His surprise at my sister's choice of a trainset as a birthday gift for a little girl.

That Helena for a while seemed to be far more girly than I thought possible as the daughter of someone who's never cared for clothes, makeup, etc. Where does she get it from? And what do I do about it (nurture, suppress, ignore)? (The girliness has waned somewhat in recent months, or maybe I don't notice anymore.)

As a counterbalance to the girliness, Helena's bossy and even bully-ish, decidedly "unfeminine," in her daycare group (she's physically larger than most of them).

Just yesterday Helena asked for a new toothbrush, her Winnie-the-Pooh brush at daycare is getting old. She wants a Power Rangers toothbrush, or maybe Batman. J-F is uncomfortable with the un-girliness of it all, and I'm uncomfortable with the fact that he's uncomfortable about it.

How much control do I really have over any of this? Does any of it matter?

The essays in It's A Girl don't have any answers. But they're honest about it.

Pamuk, PEN World Voices

Orhan Pamuk on April 25 delivered the inaugural Arthur Miller Freedom to Write Memorial Lecture at the PEN World Voices festival:

I always have difficulty expressing my political judgments in a clear, emphatic, and strong way — I feel pretentious, as if I'm saying things that are not quite true. This is because I know I cannot reduce my thoughts about life to the music of a single voice and a single point of view — I am, after all, a novelist, the kind of novelist who makes it his business to identify with all of his characters, especially the bad ones. Living as I do in a world where, in a very short time, someone who has been a victim of tyranny and oppression can suddenly become one of the oppressors, I know also that holding strong beliefs about the nature of things and people is itself a difficult enterprise. I do also believe that most of us entertain these contradictory thoughts simultaneously, in a spirit of good will and with the best of intentions. The pleasure of writing novels comes from exploring this peculiarly modern condition whereby people are forever contradicting their own minds. It is because our modern minds are so slippery that freedom of expression becomes so important: we need it to understand ourselves, our shady, contradictory, inner thoughts, and the pride and shame that I mentioned earlier.


I don't know that it's a peculiarly modern condition, but it's one Pamuk explores superbly in Snow.

Thursday, May 04, 2006

Choosing a book

Trying to decide what to read next.

I want something light, something without politics. I read a chapter of China Miéville's Iron Council and decide the language is too rich for me to digest right now, and it is far too political, even if this revolution brews in a wholly imagined world.

I go through the stack (there's another stack downstairs, but that's far too far away to be relevant) and methodically eliminate the possiblities. I'm left with two books for closer inspection and begin to compare blurbs.

One book:
"Ingenious... Sparkling with erudition."

The other book:
"I admire this ingenious, erudite book."

What kind of choice is that? Who wants erudition?

Snow

Snow, by Orhan Pamuk, is wonderfully evocative and extremely complex.

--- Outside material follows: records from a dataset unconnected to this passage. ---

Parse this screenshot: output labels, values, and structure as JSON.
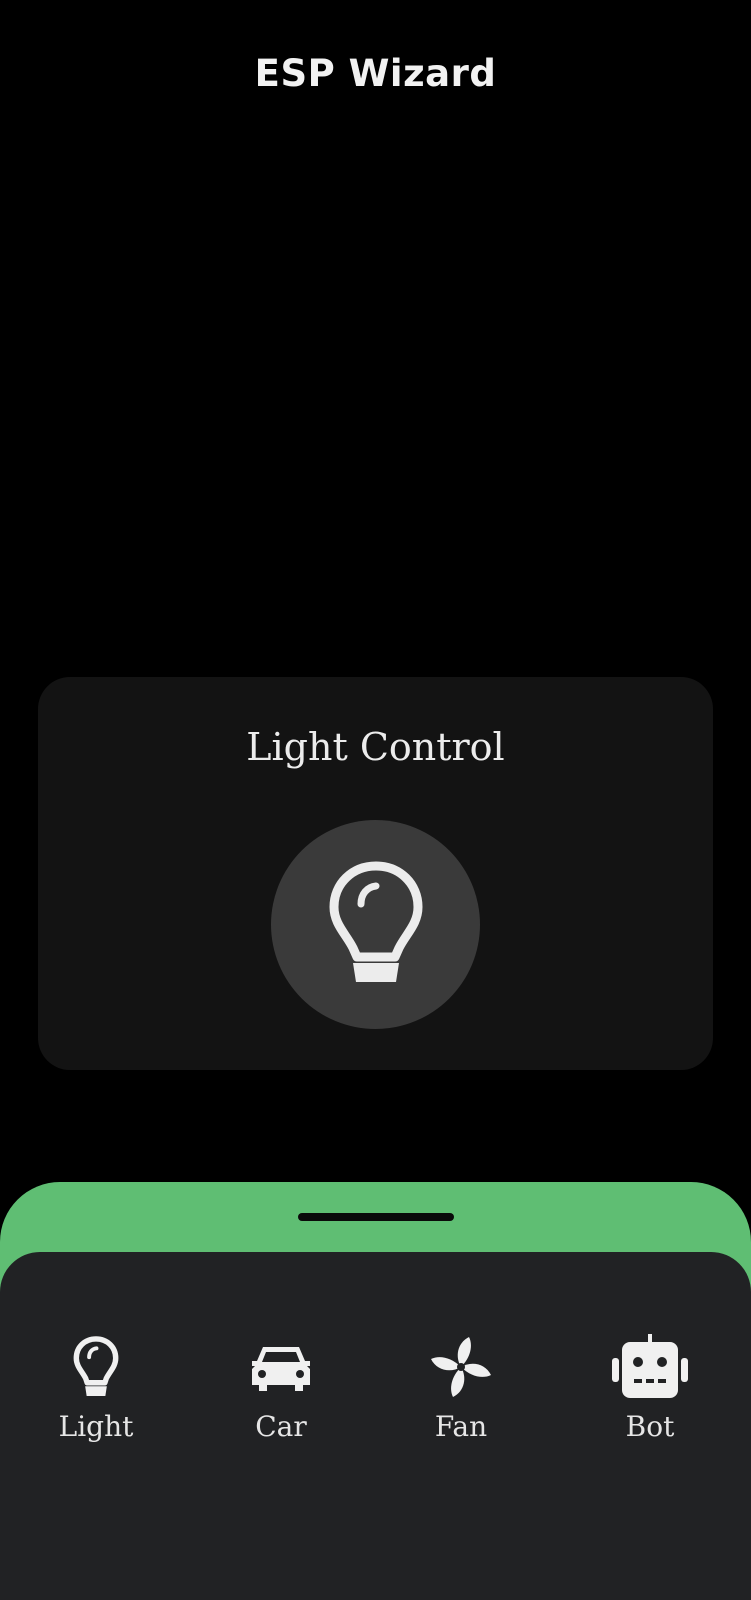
{
  "header": {
    "title": "ESP Wizard"
  },
  "card": {
    "title": "Light Control",
    "toggle_icon": "lightbulb-icon"
  },
  "nav": {
    "items": [
      {
        "label": "Light",
        "icon": "lightbulb-icon"
      },
      {
        "label": "Car",
        "icon": "car-icon"
      },
      {
        "label": "Fan",
        "icon": "fan-icon"
      },
      {
        "label": "Bot",
        "icon": "robot-icon"
      }
    ]
  },
  "colors": {
    "background": "#000000",
    "card": "#131313",
    "toggle": "#3a3a3a",
    "accent": "#5fbe73",
    "nav_sheet": "#212224",
    "text": "#ececec"
  }
}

Snow is the most recent selection of the Reading Matters book group. I'd previously read Pamuk's My Name is Red (set in 16th-century Istanbul) — I particularly enjoyed the philosophical discussion of the nature of art and how Eastern and Western attitudes toward art differ, although the novel's structure felt contrived. Snow, set in modern times, touches on similar themes but goes well beyond them, to touch on pretty much everything.

Snow is quite obviously the prevailing motif of Snow. It works to isolate the city of Kars (roads are closed), while something dark metaphorically falls over it. Snow makes it picturesque, temporarily obliterating its squalor (which makes itself felt otherwise). Our hero in snow recaptures childhood, innocence, God, peace. Snow's crystalline structure is the inspiration for a series of poems Ka writes; the novel has its own geometry. While the snow falls Kars is suspended from reality; the first half of the novel itself freezes time, relating events that occur over about a day. Then the thaw, the ugliness, the hidden workings; time becomes fluid again.

Excerpt.

For a plot summary, see the reviews:

Margaret Atwood's review.
(Some comments on that review.)

The Literary Saloon has its own review along with a comprehensive list of others.

For my thoughts on more specific aspects of the book, see Reading Matters.

I particularly like the characterizations of Snow's minor players. They're complicated products of circumstance and ideals, sometimes weird, riddled with contradictions and failures, larger than life, but all still sympathetic and believable.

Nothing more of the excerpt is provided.